Communiqué de presse: Un secrétaire d'Etat qui conteste ses propres chiffres

Persbericht

Débat hallucinant au parlement Bruxellois, le 21 mai. Un membre de l'opposition présente des chiffres à la baisse, concernant la collecte sélective des déchets, provenant de l'asbl Bral, et le secrétaire d'état conteste ces données chiffrées. Du même coup, il nous traite d'«anxiogènes». Seulement : ces chiffres ne proviennent pas du Bral, mais de son propre cabinet.

Le 21 mai 2013 la Commission de l'Environnement du Parlement Bruxellois, confronte Rachid Madrane, le secrétaire d'état responsable de la collecte sélective des déchets, à de nouveaux chiffres, concernant nos prestations en matière de tri.

«La presse, par ailleurs, nous apprend via une enquête du Brusselse Raad voor het Leefmilieu (BRAL) que les Bruxellois trieraient moins bien qu'avant l'instauration du tri obligatoire. Le taux de tri n'atteindrait que 25%, sachant que l'objectif fixé par l'Europe est d'atteindre les 50% de déchets triés pour 2020. Selon cette enquête, ce sont surtout les sacs bleus qui connaitraient une forte baisse. Le communiqué, qui date du 28 février, expliquait que, selon le BRAL, «le recyclage ne semble pas être le point fort des Bruxellois. Ceux-ci trient en effet moins bien leurs déchets qu'il y a deux ans.»

Monsieur Madrane réfute ces chiffres et gratifie du même coup le Bral d'un solide coup de patte :

«Les chiffres en matière de collecte et de tri à Bruxelles provenant du Brusselse Raad voor het Leefmilieu (BRAL) sont ceux d'une association plus soucieuse de produire un discours militant anxiogène que les pouvoirs publics ! Soyons clairs : son objectif est davantage d'imposer le sac payant aux Bruxellois que d'apporter une réelle contribution à l'amélioration de la situation sur le terrain. En toute amitié, je ne peux donc que vous encourager à diversifier vos sources d'information et d'inspiration. Je ne confirme donc pas les chiffres du BRAL. Au contraire, je les conteste (…)”

Fait étrange, le Bral n'a rassemblé aucune donnée chiffrée, mais a seulement réagi, dans une interview, à des chiffres provenant… du cabinet lui-même. Non seulement le secrétaire d'état est insuffisamment familiarisé avec les propositions et actions du Bral, il ne connait, visiblement, pas ses propres chiffres. A notre avis, ceci n'inspire guère confiance.

Le Bral sait pourquoi

Pour nous, il est clair pourquoi Monsieur Madrane essaie de réfuter ces chiffres : ils ne sont vraiment pas édifiants. Après la critique des résultats au niveau de la propreté, ces chiffres font apparaitre, une fois de plus, que nous ne progressons pas non plus sur le plan du recyclage. Le secrétaire d'état recourt aux grands moyens pour se défendre : il élude le débat et se sert de faux arguments[1], mais ne peut échapper à la dure vérité : notre politique des déchets ne fonctionne pas et un changement de cap s'impose d'urgence.

Voyez la lettre ci-jointe, qui propose une analyse plus détaillée ainsi qu'un exposé des changements qui s'imposent.
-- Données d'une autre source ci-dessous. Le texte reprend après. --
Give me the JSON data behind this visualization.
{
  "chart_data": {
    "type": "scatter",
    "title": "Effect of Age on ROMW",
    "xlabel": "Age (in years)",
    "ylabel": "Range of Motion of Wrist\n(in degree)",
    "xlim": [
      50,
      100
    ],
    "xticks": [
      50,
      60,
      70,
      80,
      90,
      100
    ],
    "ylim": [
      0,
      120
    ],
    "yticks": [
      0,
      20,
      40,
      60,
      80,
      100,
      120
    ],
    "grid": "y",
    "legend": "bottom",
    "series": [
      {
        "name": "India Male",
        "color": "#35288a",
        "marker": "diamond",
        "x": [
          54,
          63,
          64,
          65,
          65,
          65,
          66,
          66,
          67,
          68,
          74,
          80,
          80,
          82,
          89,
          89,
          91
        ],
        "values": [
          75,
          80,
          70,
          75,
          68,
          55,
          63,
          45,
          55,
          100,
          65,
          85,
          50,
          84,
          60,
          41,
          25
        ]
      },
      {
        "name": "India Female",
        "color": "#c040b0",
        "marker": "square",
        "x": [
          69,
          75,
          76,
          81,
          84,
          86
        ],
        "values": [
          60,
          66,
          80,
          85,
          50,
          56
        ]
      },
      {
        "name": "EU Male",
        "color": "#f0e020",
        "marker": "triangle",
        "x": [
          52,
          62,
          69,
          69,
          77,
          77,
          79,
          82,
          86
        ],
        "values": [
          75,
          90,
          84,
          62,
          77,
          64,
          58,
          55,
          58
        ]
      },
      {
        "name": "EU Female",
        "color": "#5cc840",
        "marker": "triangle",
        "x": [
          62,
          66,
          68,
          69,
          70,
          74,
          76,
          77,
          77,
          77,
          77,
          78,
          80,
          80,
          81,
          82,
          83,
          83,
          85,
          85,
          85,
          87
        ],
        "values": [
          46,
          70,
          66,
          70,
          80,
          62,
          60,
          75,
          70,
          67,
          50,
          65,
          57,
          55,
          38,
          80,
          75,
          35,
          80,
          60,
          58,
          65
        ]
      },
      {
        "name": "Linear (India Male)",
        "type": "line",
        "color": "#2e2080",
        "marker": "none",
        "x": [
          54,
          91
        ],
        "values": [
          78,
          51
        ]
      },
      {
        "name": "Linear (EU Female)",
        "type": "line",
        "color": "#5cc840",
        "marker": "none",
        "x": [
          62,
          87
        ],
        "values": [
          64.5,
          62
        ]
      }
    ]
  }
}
Après cette réunion en commission, le Bral a pris plusieurs fois contact avec le cabinet mais n'a jamais reçu de réponse.

Contact :

 

Piet Van Meerbeek | asbl Bral

www.bralvzw.be

membre de l'executif environnement & participation

| Place du Samedi 13 – 1000 Bruxelles |

T 02 217 56 33 |  GSM 0478 999 707


[1] Pour ne pas devoir confirmer la baisse, ces 2 dernières années, en matière de collecte des sacs bleus, Mr. Madrane présente les évolutions sur 4 ans: “Au niveau des chiffres, nous avons pu établir les constats suivants au cours des quatre dernières années : 15.000 tonnes de déchets incinérés en moins ; 1.000 tonnes de PMC en plus ; - 6.000 tonnes de déchets papier et carton en plus ; 3.000 tonnes de verre en plus ; 1.500 tonnes de déchets de jardin en plus.” . Le constat reste néanmoins le même : le mouvement à la hausse en matière de collecte sélective n’a été que temporaire et a été suivi par une baisse quasi aussi importante.